Default vs Optional vs Required
The three states and their types:
| Declaration | Type | Runtime behavior |
|---|---|---|
string() |
string |
Required — throws if missing |
string().optional() |
`string \ | undefined` |
string().default("x") |
string |
Falls back to "x"
|
string().optional().default("x") |
string |
Default overrides optional |
TypeScript reflects this exactly. Optional gives you | undefined. Default removes it.
The as const Requirement
pick() needs as const to preserve literal types:
pick(["dev", "prod"]) // type: string — widened
pick(["dev", "prod"] as const) // type: "dev" | "prod" — exact union
Without as const, TypeScript widens the array to string[] and you lose the union.
Exhaustive Checking
With exact literal types, you get exhaustive checking:
switch (env.NODE_ENV) {
case "dev": break
case "prod": break
case "staging": break
// TypeScript error if you forget a case — and you can't match "production"
// because it's not in the union
}
The Chain Order Gotcha
Type-specific methods (.url(), .email(), .min()) must come before chainable methods (.secret(), .optional(), .describe()):
string().url().secret() // ✅ correct
string().secret().url() // ❌ — .url() doesn't exist after .secret()
Reason: .secret() returns a generic Validator & ChainableMethods wrapper. The type-specific methods like .url() only exist on StringValidator. Once you call a chainable method, those are gone.
Quick reference:
// ✅ Correct
string().min(1).max(255).url().secret()
number().int().positive().default(42)
pick(["a", "b"] as const).optional()
boolean().default(false)
// ❌ Wrong
string().secret().url() // .url() lost
number().optional().int() // .int() lost
pick(), boolean(), semver(), ip(), uuid() have no type-specific refinements, so chain order doesn't matter for them.
Composing Schemas
defineSchema() + extendSchema() preserve full types through composition:
import { defineSchema, extendSchema } from "@ctroenv/core"
const base = defineSchema({
NODE_ENV: pick(["dev", "prod"] as const).default("dev"),
})
const schema = extendSchema(base, {
PORT: number().port().default(3000),
})
const env = defineEnv(schema)
// env.NODE_ENV: "dev" | "prod"
// env.PORT: number
The composed type merges both schemas.
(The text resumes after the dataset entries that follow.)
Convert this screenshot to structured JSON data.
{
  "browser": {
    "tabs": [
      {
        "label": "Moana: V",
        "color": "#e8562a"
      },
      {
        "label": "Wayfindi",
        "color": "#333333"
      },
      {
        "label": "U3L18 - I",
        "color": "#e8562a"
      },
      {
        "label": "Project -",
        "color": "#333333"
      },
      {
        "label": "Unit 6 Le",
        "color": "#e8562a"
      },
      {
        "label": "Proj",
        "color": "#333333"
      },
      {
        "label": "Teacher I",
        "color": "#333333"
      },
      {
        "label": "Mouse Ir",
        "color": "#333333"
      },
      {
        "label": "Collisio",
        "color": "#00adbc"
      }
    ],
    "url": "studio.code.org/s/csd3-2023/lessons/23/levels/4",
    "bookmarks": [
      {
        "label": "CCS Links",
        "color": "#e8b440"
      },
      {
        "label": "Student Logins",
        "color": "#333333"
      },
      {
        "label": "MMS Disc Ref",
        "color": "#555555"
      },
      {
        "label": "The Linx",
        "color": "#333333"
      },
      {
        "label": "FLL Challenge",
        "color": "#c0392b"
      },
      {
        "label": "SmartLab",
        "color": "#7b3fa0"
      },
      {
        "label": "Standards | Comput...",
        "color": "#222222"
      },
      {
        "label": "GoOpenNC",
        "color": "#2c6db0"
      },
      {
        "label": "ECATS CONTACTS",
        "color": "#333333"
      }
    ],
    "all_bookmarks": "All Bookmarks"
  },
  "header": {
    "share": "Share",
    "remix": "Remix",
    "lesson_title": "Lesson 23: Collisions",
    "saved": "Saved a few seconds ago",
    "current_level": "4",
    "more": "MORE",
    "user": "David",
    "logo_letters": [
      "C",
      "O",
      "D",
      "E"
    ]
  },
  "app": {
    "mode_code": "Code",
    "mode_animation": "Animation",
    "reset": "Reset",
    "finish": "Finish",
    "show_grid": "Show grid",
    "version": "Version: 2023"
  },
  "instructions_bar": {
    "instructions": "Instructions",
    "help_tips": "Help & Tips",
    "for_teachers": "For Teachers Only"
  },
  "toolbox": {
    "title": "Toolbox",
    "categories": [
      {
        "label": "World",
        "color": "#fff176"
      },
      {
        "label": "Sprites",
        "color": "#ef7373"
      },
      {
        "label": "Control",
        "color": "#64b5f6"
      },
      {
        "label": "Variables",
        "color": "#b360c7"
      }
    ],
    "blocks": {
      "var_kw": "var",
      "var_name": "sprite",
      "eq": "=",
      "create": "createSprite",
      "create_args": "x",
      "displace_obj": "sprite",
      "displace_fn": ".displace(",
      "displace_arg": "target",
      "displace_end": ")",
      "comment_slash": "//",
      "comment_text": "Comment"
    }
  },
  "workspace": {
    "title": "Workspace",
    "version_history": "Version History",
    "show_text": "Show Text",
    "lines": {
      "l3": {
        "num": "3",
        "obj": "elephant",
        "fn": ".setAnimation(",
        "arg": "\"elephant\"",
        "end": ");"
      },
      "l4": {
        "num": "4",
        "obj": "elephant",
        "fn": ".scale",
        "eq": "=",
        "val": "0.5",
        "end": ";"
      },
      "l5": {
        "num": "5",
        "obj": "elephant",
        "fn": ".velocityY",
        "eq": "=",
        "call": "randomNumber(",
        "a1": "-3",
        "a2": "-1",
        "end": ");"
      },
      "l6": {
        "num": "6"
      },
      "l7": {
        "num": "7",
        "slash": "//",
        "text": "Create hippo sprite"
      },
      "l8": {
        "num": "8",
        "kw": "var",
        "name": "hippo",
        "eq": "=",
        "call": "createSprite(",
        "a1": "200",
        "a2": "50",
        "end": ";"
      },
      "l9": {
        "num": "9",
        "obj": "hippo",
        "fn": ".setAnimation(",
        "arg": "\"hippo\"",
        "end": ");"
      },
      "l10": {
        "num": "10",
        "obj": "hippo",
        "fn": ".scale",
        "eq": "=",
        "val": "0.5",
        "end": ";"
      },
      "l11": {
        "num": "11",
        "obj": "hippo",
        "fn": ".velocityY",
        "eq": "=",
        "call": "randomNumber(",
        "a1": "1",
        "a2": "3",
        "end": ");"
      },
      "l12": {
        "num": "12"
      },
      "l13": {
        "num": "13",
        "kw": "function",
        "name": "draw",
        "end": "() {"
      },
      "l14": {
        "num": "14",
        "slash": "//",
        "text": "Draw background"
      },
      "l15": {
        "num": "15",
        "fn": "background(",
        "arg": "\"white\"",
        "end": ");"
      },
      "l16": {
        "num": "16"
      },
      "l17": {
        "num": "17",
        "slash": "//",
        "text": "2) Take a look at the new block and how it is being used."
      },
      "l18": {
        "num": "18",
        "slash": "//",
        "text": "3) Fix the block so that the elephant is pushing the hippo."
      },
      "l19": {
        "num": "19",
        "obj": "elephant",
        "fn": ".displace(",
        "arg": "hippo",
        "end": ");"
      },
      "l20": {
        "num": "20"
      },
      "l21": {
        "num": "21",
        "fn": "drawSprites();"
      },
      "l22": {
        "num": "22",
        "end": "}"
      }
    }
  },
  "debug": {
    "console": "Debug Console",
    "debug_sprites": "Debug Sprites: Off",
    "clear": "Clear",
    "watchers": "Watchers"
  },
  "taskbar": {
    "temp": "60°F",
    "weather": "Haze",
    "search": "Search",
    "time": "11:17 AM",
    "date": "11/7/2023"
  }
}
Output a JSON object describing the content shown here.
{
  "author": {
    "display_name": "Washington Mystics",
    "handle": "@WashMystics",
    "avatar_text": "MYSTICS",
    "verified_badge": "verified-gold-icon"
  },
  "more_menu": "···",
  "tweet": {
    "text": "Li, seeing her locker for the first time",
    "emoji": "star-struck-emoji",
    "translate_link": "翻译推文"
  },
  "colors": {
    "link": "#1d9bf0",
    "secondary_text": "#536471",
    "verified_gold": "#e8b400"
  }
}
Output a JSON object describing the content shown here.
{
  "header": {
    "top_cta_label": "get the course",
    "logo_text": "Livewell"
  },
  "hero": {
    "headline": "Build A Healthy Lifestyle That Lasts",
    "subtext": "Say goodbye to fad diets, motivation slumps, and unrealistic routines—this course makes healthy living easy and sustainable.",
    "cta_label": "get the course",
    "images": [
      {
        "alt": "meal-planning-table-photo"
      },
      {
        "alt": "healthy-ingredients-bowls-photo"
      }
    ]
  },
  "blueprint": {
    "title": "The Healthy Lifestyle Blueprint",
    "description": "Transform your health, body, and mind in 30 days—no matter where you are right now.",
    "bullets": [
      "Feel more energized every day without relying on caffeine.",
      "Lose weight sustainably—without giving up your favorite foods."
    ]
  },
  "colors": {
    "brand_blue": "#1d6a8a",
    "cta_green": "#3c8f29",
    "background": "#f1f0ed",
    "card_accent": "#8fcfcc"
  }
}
Extension keys override base keys — with a dev-mode warning on conflicts.
Compared to Zod
// zod — 50 KB dependency
import { z } from "zod"
const Schema = z.object({
PORT: z.coerce.number().min(1).max(65535).default(3000),
DB_URL: z.string().url(),
})
type Env = z.infer<typeof Schema>
// CtroEnv — 6.5 KB, zero deps
import { defineEnv, string, number } from "@ctroenv/core"
const env = defineEnv({
PORT: number().port().default(3000),
DB_URL: string().url(),
})
// ^? { PORT: number; DB_URL: string } — inferred automatically
Same validation power. No manual type extraction. No extra dependency.